The happenings around the Raiders' facility on Wednesday were as normal as the previous day was bizarre. It began with a morning phone call in which owner Al Davis informed Kiffin of his decision to fire him with cause. It continued with a lengthy news conference in which Davis built his case for why he did not need to pay Kiffin for the remainder of his contract and aired the franchise's dirty laundry in a spectacle that was broadcast nationwide.
Kiffin then responded by telling ESPN that he was "embarrassed" for Davis and said he had a "sick feeling" while watching the news conference.
The decision to hire Cable as the interim head coach was an afterthought in that surreal day.
"What do they call it, the circus of the NFL," said Indianapolis running back Dominic Rhodes, who spent last year in Oakland before being released when the team drafted Darren McFadden.
"I watched it and I actually sent Lane a text message and told him, 'Thank you for letting me get out of there like you said you would,' and things went down the way they did in the draft. I'm just happy they let me get out because I would not want to be a part of that right now. You know, I don't know where they go from here. They may turn out 10 victories or whatever, but still it's no fun having to deal with that."
Running back Justin Fargas said it wasn't even the strangest day he had experienced as a Raider, perhaps more of a sign of all that has gone on in Oakland in his six years here than what happened Tuesday.
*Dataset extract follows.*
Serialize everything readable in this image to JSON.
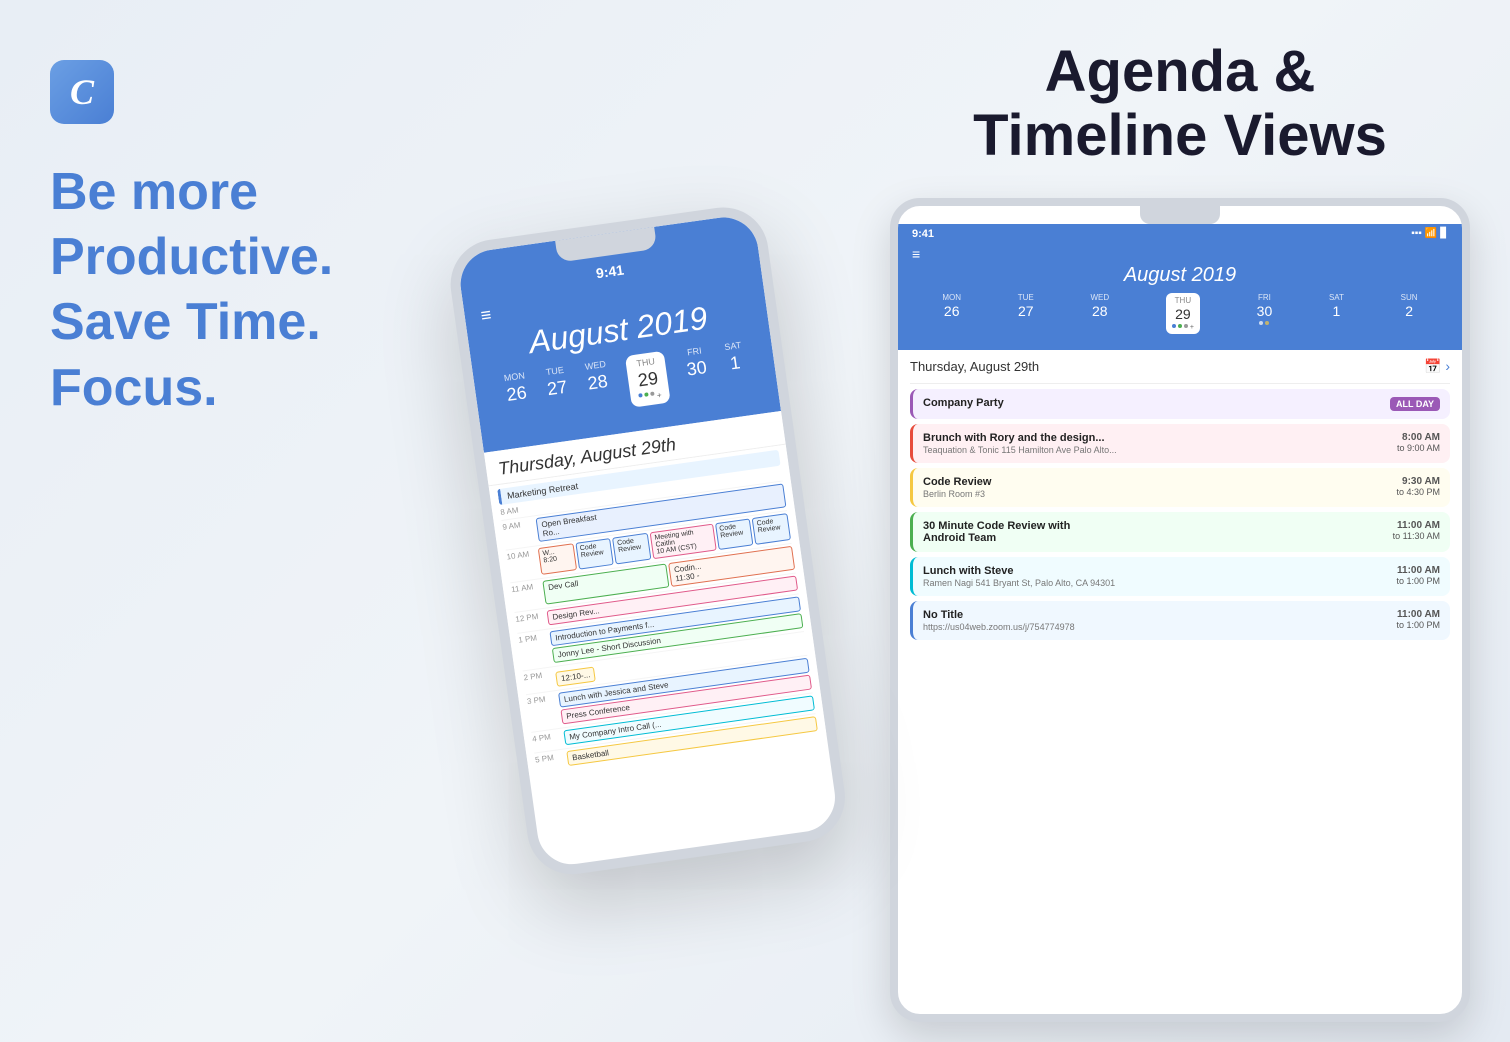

Cable is the fifth coach Fargas has played for since being drafted out of USC in 2003.
The Raiders have lost at least 11 games in each season of Fargas' career when losing and turmoil have been the main constants.
"You do your best to stay focused and not let outside distractions and things that are going on in the media and whatnot distract what you do here but unfortunately, you can't do that 100 percent," Fargas said. "It's a situation that now, we have a direction, we know where we're going and hopefully after today we can put it behind us."
The man in charge of making sure that happens is Cable, whose only previous head coaching experience came at Idaho. He had just an 11-35 record in four seasons with the Vandals, but has had much more success as an offensive coordinator and line coach in both college and the pros.
He brought in his zone-blocking philosophy to Oakland last season, rebuilding a line that had been atrocious under Art Shell in 2006. The Raiders ran for the sixth most yards in the league last year and cut their sack total from 72 to 41.
Cable is an intense coach, who earns great praise from his linemen for his teaching skills. He will continue coaching the offensive line, while overseeing the other aspects of the team as well. He said he spent the entire individual drill session with the linemen but left during part of the pass-blocking drills to monitor the seven-on-seven action.
"Coach Cable is going to be awesome," left tackle Kwame Harris said. "He's done a lot for me, just playing my position since the start of this year. I think what people can expect out of him is a very straightforward, honest, sincere coach who loves this game."
Quarterback JaMarcus Russell left without addressing the media. During his news conference Tuesday, Davis repeatedly pointed out that Kiffin had not wanted to draft Russell, preferring Calvin Johnson, Brady Quinn or a trade instead.
AP Sports Writer Michael Marot in Indianapolis contributed to this report.